Is there a version of accuracy weighted by prevalence? I have been learning the basic terminology for how to think about binary tests involving medical tests. The basic terms are here in this table

This is the confusion matrix.
My issue is the following. Note, I assume $T = N + P$ is the size of the total population. Then "accuracy" of the test is defined as
$$ACC = \frac{TP+TN}{T}$$
where you have essentially the cases you diagnosed correctly divided by the total cases you ran the test on.
But for many diseases, the disease will not be prevalent, as defined by
$$PREV = \frac{P}{T}$$
This means that $ACC$ can be very biased. Suppose our model is "assume no one has a disease" and suppose 98% of the population doesn't have it, then our accuracy would be fabulous because we would be right 98% of the time, but have a 0 True Positive Rate.
Is there a measure for test accuracy that essentially weights the $TP$ and $TN$ by prevalence such that
$$ACC_{2} = \frac{TP\cdot w_{TP} + TN \cdot w_{TN}}{T}$$
where $w_{TP}$ and $w_{TN}$ are somehow determined by the prevalence of the disease?
I want something that in other words gives me an estimate of the overall accuracy that uses the prevalence to weight the accuracy to avoid having low prevalence of a disease lead to a biased overall estimate of accuracy.
 A: You’re always allowed to compare your measure of error to that of a baseline model. In fact, I would argue that this is exactly what one of the most popular measures of model performance does: $R^2$.
Consequently, if you think your $2\%$ error rate is bad because a naïve baseline model that always predicts the majority class also gets an error rate of $2\%$, use the idea from $R^2$.
$$
R^2=1-\dfrac{
\text{Your model’s square loss}
}{
\text{
Square loss of a baseline model
}
}
$$
Do the analogous calculation and replace the numerator with your error rate and the denominator with the error rate of the baseline classifier. In your case, those values are equal, so you wind up with a model with $0$ performance: no better than baseline, which is the truth. A nice feature of this is that it will report than an improvement of $98\%$ accuracy to $99\%$ accuracy is a halving of the error rate, rather than a mere improvement of $1\%$.
Do note, however, the issues with accuracy that Stephan Kolassa mentioned in the comments. I will leave some of my favorite references for that topic, though I concede that there are situations where all you have are the predicted categories and have to use a measure like accuracy, rather than proper scoring rules.
This topic typically comes up in the context of class-imbalance like you have, but it does not have to.
Profusion of threads on imbalanced data - can we merge/deem canonical any?

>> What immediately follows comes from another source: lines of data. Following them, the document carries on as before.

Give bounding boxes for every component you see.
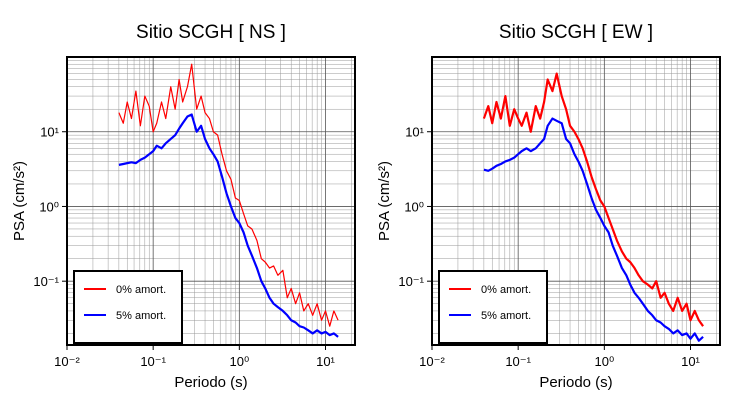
plot-frame	[66, 56, 356, 346]
x-tick-label: 10¹	[681, 354, 700, 369]
y-tick-label: 10¹	[40, 125, 59, 140]
legend-label: 5% amort.	[116, 310, 166, 322]
y-tick-label: 10⁻¹	[33, 274, 59, 289]
legend-label: 5% amort.	[481, 310, 531, 322]
chart-title: Sitio SCGH [ NS ]	[136, 22, 286, 43]
chart-title: Sitio SCGH [ EW ]	[499, 22, 653, 43]
x-tick-label: 10⁻¹	[140, 354, 166, 369]
data-line	[118, 113, 339, 338]
x-tick-label: 10⁰	[229, 354, 249, 369]
x-tick-label: 10⁻²	[54, 354, 80, 369]
y-tick-label: 10¹	[405, 125, 424, 140]
data-line	[118, 63, 339, 327]
legend-box	[73, 270, 183, 344]
legend-label: 0% amort.	[116, 284, 166, 296]
legend-label: 0% amort.	[481, 284, 531, 296]
y-tick-label: 10⁰	[404, 199, 424, 214]
panel: Sitio SCGH [ NS ] 10⁻² 10⁻¹ 10⁰ 10¹ 10⁻¹ 10⁰ 10…	[11, 22, 356, 391]
y-tick-label: 10⁻¹	[398, 274, 424, 289]
x-tick-label: 10⁻¹	[505, 354, 531, 369]
data-line	[483, 117, 704, 342]
data-line	[482, 72, 704, 327]
legend-box	[438, 270, 548, 344]
x-axis-label: Periodo (s)	[174, 374, 247, 391]
panel: Sitio SCGH [ EW ] 10⁻² 10⁻¹ 10⁰ 10¹ 10⁻¹ 10⁰ 10…	[376, 22, 721, 391]
x-tick-label: 10⁰	[594, 354, 614, 369]
x-axis-label: Periodo (s)	[539, 374, 612, 391]
x-tick-label: 10⁻²	[419, 354, 445, 369]
x-tick-label: 10¹	[316, 354, 335, 369]
y-axis-label: PSA (cm/s²)	[11, 161, 28, 241]
y-tick-label: 10⁰	[39, 199, 59, 214]
plot-frame	[431, 56, 721, 346]
y-axis-label: PSA (cm/s²)	[376, 161, 393, 241]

Are unbalanced datasets problematic, and (how) does oversampling (purport to) help?
https://www.fharrell.com/post/class-damage/
https://www.fharrell.com/post/classification/
https://stats.stackexchange.com/a/359936/247274
Proper scoring rule when there is a decision to make (e.g. spam vs ham email)
Why is it that if you undersample or oversample you have to calibrate your output probabilities?
https://twitter.com/f2harrell/status/1062424969366462473?lang=en
A: There is balanced accuracy which is a mean of sensitivity and specificity. So if you have the same number of people in positive and negative class, then it is the same as accuracy, otherwise it is essentially weighted based on the size of each group. The chance level is always 0.5 and the perfect score is always 1.